ADR-028 — Configuration formats: TOML for config, JSON for manifests

Status · Accepted Date · 2026-04-27 TA anchor ·/stack Related RFC · None (engineering choice)

Context

The project has multiple kinds of structured configuration: photographer's global config (camera bindings, paths, providers), vocabulary pack manifests, per-image metadata, mask registries, session transcripts. Each has a primary author (human-edited vs program-emitted), update pattern (occasional vs continuous), and consumer (human reading vs program reading).

Choosing one format universally would optimize for one of these use cases at the others' expense. Two formats — chosen for their respective strengths — fit better.

Decision

  • TOML for configuration files that humans hand-edit:
  • ~/.chemigram/config.toml (global config: paths, bindings, providers)
  • Future: per-pack settings if needed
  • JSON for files emitted and consumed primarily by programs:
  • manifest.json (vocabulary pack metadata)
  • Per-image metadata.json (EXIF cache, layer bindings, layer markers)
  • Mask registry registry.json
  • Session transcripts (JSONL — see ADR-029)
  • Operation log log.jsonl
  • Vocabulary gaps vocabulary_gaps.jsonl

Rationale

  • TOML for human editing. Comments, less syntax noise, forgiving formatting (trailing commas don't error).
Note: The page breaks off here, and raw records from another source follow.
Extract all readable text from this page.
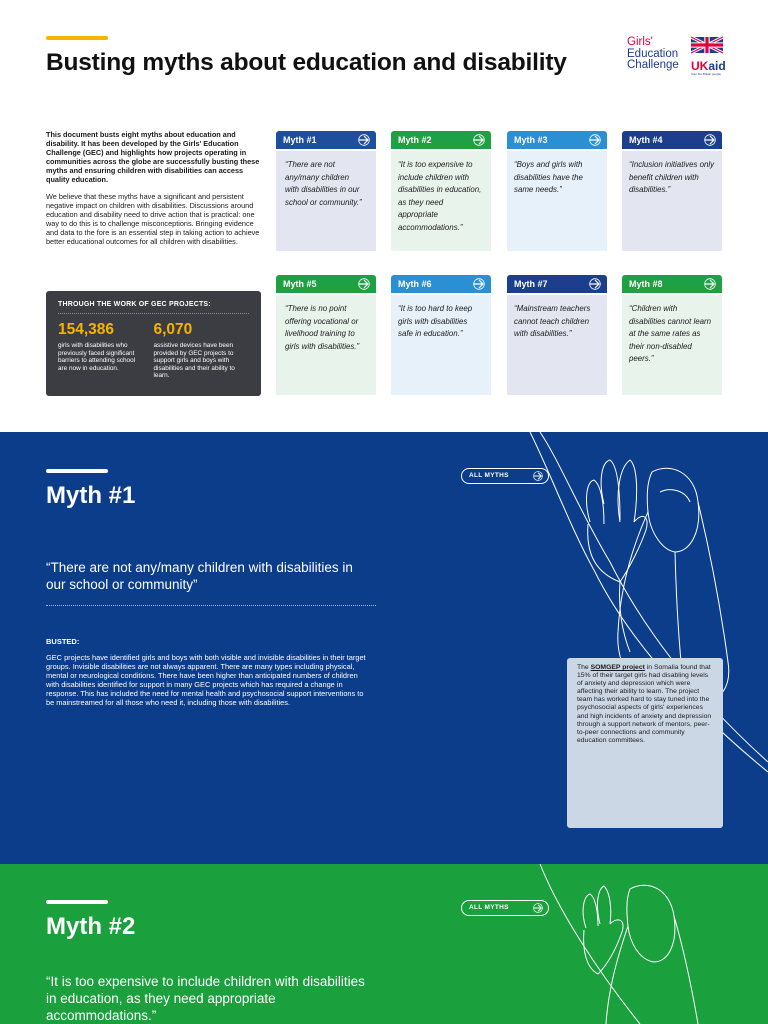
Busting myths about education and disability
Girls'
Education
Challenge	UKaid
from the British people

This document busts eight myths about education and disability. It has been developed by the Girls' Education Challenge (GEC) and highlights how projects operating in communities across the globe are successfully busting these myths and ensuring children with disabilities can access quality education.

We believe that these myths have a significant and persistent negative impact on children with disabilities. Discussions around education and disability need to drive action that is practical: one way to do this is to challenge misconceptions. Bringing evidence and data to the fore is an essential step in taking action to achieve better educational outcomes for all children with disabilities.

THROUGH THE WORK OF GEC PROJECTS:
154,386
girls with disabilities who previously faced significant barriers to attending school are now in education.
6,070
assistive devices have been provided by GEC projects to support girls and boys with disabilities and their ability to learn.
Myth #1
“There are not any/many children with disabilities in our school or community.”
Myth #2
“It is too expensive to include children with disabilities in education, as they need appropriate accommodations.”
Myth #3
“Boys and girls with disabilities have the same needs.”
Myth #4
“Inclusion initiatives only benefit children with disabilities.”
Myth #5
“There is no point offering vocational or livelihood training to girls with disabilities.”
Myth #6
“It is too hard to keep girls with disabilities safe in education.”
Myth #7
“Mainstream teachers cannot teach children with disabilities.”
Myth #8
“Children with disabilities cannot learn at the same rates as their non-disabled peers.”
Myth #1
ALL MYTHS

“There are not any/many children with disabilities in our school or community”

BUSTED:

GEC projects have identified girls and boys with both visible and invisible disabilities in their target groups. Invisible disabilities are not always apparent. There are many types including physical, mental or neurological conditions. There have been higher than anticipated numbers of children with disabilities identified for support in many GEC projects which has required a change in response. This has included the need for mental health and psychosocial support interventions to be mainstreamed for all those who need it, including those with disabilities.

The SOMGEP project in Somalia found that 15% of their target girls had disabling levels of anxiety and depression which were affecting their ability to learn. The project team has worked hard to stay tuned into the psychosocial aspects of girls' experiences and high incidents of anxiety and depression through a support network of mentors, peer-to-peer connections and community education committees.
Myth #2
ALL MYTHS

“It is too expensive to include children with disabilities in education, as they need appropriate accommodations.”
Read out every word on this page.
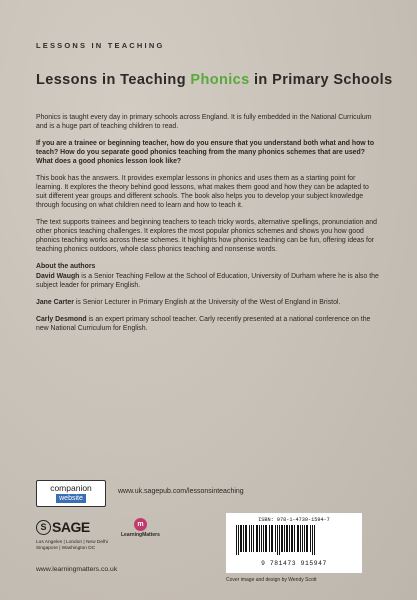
LESSONS IN TEACHING
Lessons in Teaching Phonics in Primary Schools

Phonics is taught every day in primary schools across England. It is fully embedded in the National Curriculum and is a huge part of teaching children to read.

If you are a trainee or beginning teacher, how do you ensure that you understand both what and how to teach? How do you separate good phonics teaching from the many phonics schemes that are used? What does a good phonics lesson look like?

This book has the answers. It provides exemplar lessons in phonics and uses them as a starting point for learning. It explores the theory behind good lessons, what makes them good and how they can be adapted to suit different year groups and different schools. The book also helps you to develop your subject knowledge through focusing on what children need to learn and how to teach it.

The text supports trainees and beginning teachers to teach tricky words, alternative spellings, pronunciation and other phonics teaching challenges. It explores the most popular phonics schemes and shows you how good phonics teaching works across these schemes. It highlights how phonics teaching can be fun, offering ideas for teaching phonics outdoors, whole class phonics teaching and nonsense words.

About the authors

David Waugh is a Senior Teaching Fellow at the School of Education, University of Durham where he is also the subject leader for primary English.

Jane Carter is Senior Lecturer in Primary English at the University of the West of England in Bristol.

Carly Desmond is an expert primary school teacher. Carly recently presented at a national conference on the new National Curriculum for English.

companion
website
www.uk.sagepub.com/lessonsinteaching
S SAGE
Los Angeles | London | New Delhi Singapore | Washington DC
m
LearningMatters
www.learningmatters.co.uk
ISBN: 978-1-4739-1594-7
9 781473 915947
Cover image and design by Wendy Scott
The photographer hand-edits config.toml; readability matters.
  • JSON for program emission. Wider tooling support, faster parsing, no comments to handle (programs don't need them), schema validators readily available.
  • stdlib coverage. Python 3.11+ has tomllib (read) and json in stdlib. Writing TOML still needs an external dependency (tomli-w); TOML files are written rarely (almost always hand-edited), so the dependency cost is low.
  • JSONL for append-only logs. One JSON object per line; trivial to append, trivial to stream-read, robust to truncation (you can read up to the last complete line).

Alternatives considered

  • All JSON: rejected — hand-editing JSON is painful (no comments, strict trailing comma rules). config.toml is read often by photographers.
  • All YAML: rejected — YAML's whitespace sensitivity, type-coercion surprises, and complex parsing make it worse than either alternative for both use cases. The Norway problem (no parsed as boolean) is real.
  • All TOML: rejected — TOML is awkward for nested arrays of objects (the manifest schema would be ugly), and tomli-w isn't stdlib.

Consequences

Positive: - Each file format matches its use case - Configuration files have comments - Programs read/write without external dependencies (TOML read is stdlib; JSON is stdlib) - JSONL append-only logs are robust

Negative: - Two formats to teach contributors (mitigated: the distinction is clear and consistent) - TOML write needs tomli-w dependency — only used in setup helpers, not in the runtime hot path

Implementation notes

src/chemigram_core/config.py reads config.toml via tomllib. Manifest, metadata, registry, and JSONL files use json from stdlib. CI's schema validation happens via JSON Schema for JSON files; TOML is checked for syntax + required-keys-present.